View Full Version : Aging going out of style?
Cloudwalker21
06-04-2009, 04:10 PM
Interesting video that a friend showed me, located here (http://www.ted.com/talks/aubrey_de_grey_says_we_can_avoid_aging.html). What do you all think about this? Can't really speak to the credibility of the source/presenter, but its an interesting presentation.
Bylimet Spiritwalker
06-04-2009, 06:53 PM
We live, age, and die for a reason....to make room for those following us.
Reason #1 not to work too hard on extending life spans is the finite amount of resources available, and the increasing competition for them. You think we have shortages now, let's imagine what it would be like with folks living to 150, or 200. And that is not to mention the limited amount of space available on the planet for habitation.
Reason #2 not to keep folks around longer is the amount of changes that occur over one's lifetime. It might be slowing somewhat now, but I know the old man (born in the 20's) saw more technological advances than he wanted to, or was able to fully grasp. Unless we find a method for unlocking more of our brain's potential, there is a point where continued change and growth can become overwhelming.

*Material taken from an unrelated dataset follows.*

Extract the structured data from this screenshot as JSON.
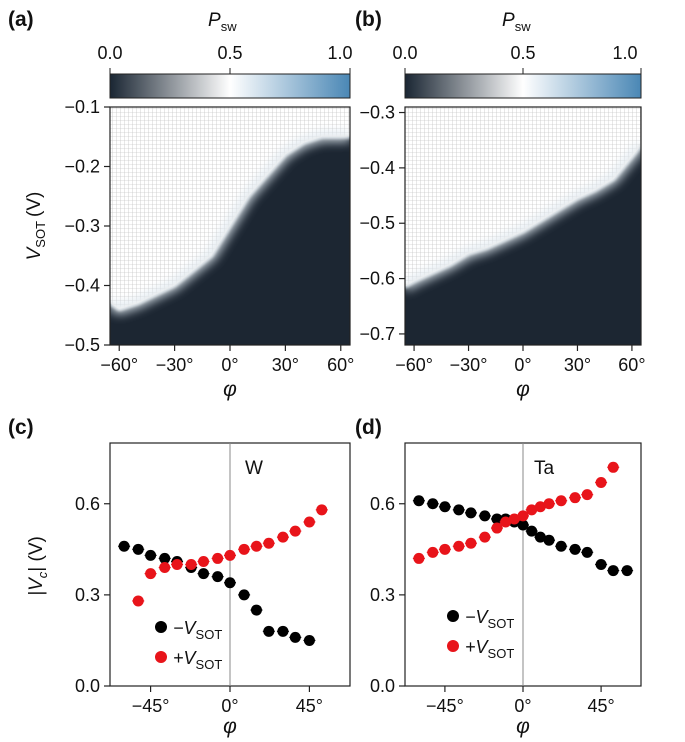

Research to make lives more fulfilling and comfortable as we ease into our final years is great, but extending life artificially just to say we can would cause far more potential problems than it might solve, IMO.
Malse
06-04-2009, 06:59 PM
No reason you can't live forever, but you need to keep in mind that at no point in billions of years of natural selection was the longevity of an individual past the point of reproductive success of any importance. We're not so much built to age and die as we are built to be successfully young and that's it.
velvetsilence
06-04-2009, 07:02 PM
I do see it in the realm of possibility. doubt we'll see much progress in our lifetimes but....
Nydia Ywalmoriel
06-04-2009, 07:14 PM
We can greatly slow down the physiological aging process in people right now, and for virtually no cost - unfortunately, it happens that people are rather miserable living on starvation-level whole food diets and very few people can abide by them - we also have too many people on the planet to feed in this manner given current food incentivization and distribution patterns (we could feed this low on the food chain, but it'd paradoxically be too expensive for many people because of what is subsidized vs what isn't).
We have a pretty good idea at this point as to how fast (to keep this simple) metabolism related free radical damage and mutation rates can be expected to cause aging; and one has only to look at how the push, starting in the Nixon administration, for 'cheap food at any price' has affected American quality of life as evidenced by obesity, diabetes and heart disease, and despite our continuing incremental progress (at a very high cost) against cancer and heart disease, life expectancy in the US is actually *dropping*.
I read the transcript of Aubrey de Grey's talk and there's a lot of glossing over and very little substance here. The simple fact of the matter is that organisms live a lifespan that is inversely proportional to their metabolism: energy conversions > free radicals > entropy > destruction. Animals on starvation diets live longer not only because they're struggling less to care for (and carry) the extra mass but because they're doing fewer total conversions; natural selection has tended to favor us preferentially feeding on high energy foods and being good at storage because having no margin for famine got you dead.
I don't think it's practical, nor possible, to get to 'practical immortality', but some sensible changes in food policy in this country and elsewhere, as well as research into how to trick humans into being physiologically satisfied with healthy portions of healthy foods (ghrelins, leptins, among others), would go a long way towards improving both quality and quantity of life.
And Malse is correct about natural selection favoring maintenance just as long, and no longer, as it takes for an organism to successfully raise its young; we've been made, over these millions of years, not 'as good as we could make you' (to rip off Blade Runner) but 'as good as is necessary' (from a cost/benefit standpoint).
Regards,
Nydia
Lleauric
06-04-2009, 07:35 PM
I think space travel/colonization and longevity are going to go hand in hand.
Cloudwalker21
06-04-2009, 08:06 PM
I'd be interested in reading the research Aubrey is using to support the claim. For myself, I'm more interested in improving quality of life, rather than quantity of life. Until we can make our limited lifespans more successful in our advanced years (Alzheimers research, Parkinsons, cancer, gene therapy), I'm not sure how I feel about the idea of trying to prolong our lifespan when most of the time because of the diseases/conditions I listed, they don't live to a normal human lifespan anyways.
Interesting ideas academically I guess. I'm probably going to try to find some of his supporting research.
Sanchek
06-04-2009, 08:55 PM
I wonder if the Kurzweilian vision of immortality isn't more feasible.
Chanur
06-05-2009, 02:07 AM
There is nothing wrong with living long lives, if people were not breeding like fucking rabbits. This will change as hopefully poverty decreases, the silly no birth control religious stuff goes away. Birth rates are already declining.
That said, lives will continue increasing. Our lifespan has virtually doubled in the last hundred years. I will only continue. Someone born in Japan today can expect to live 87 years. I don't think we will ever become immortal, but I don't think life spans in the hundreds of years is far off. I would not be surprised to see us eventually have a thousand year lifespan a long way down the road. Technology is crazy and wonderful.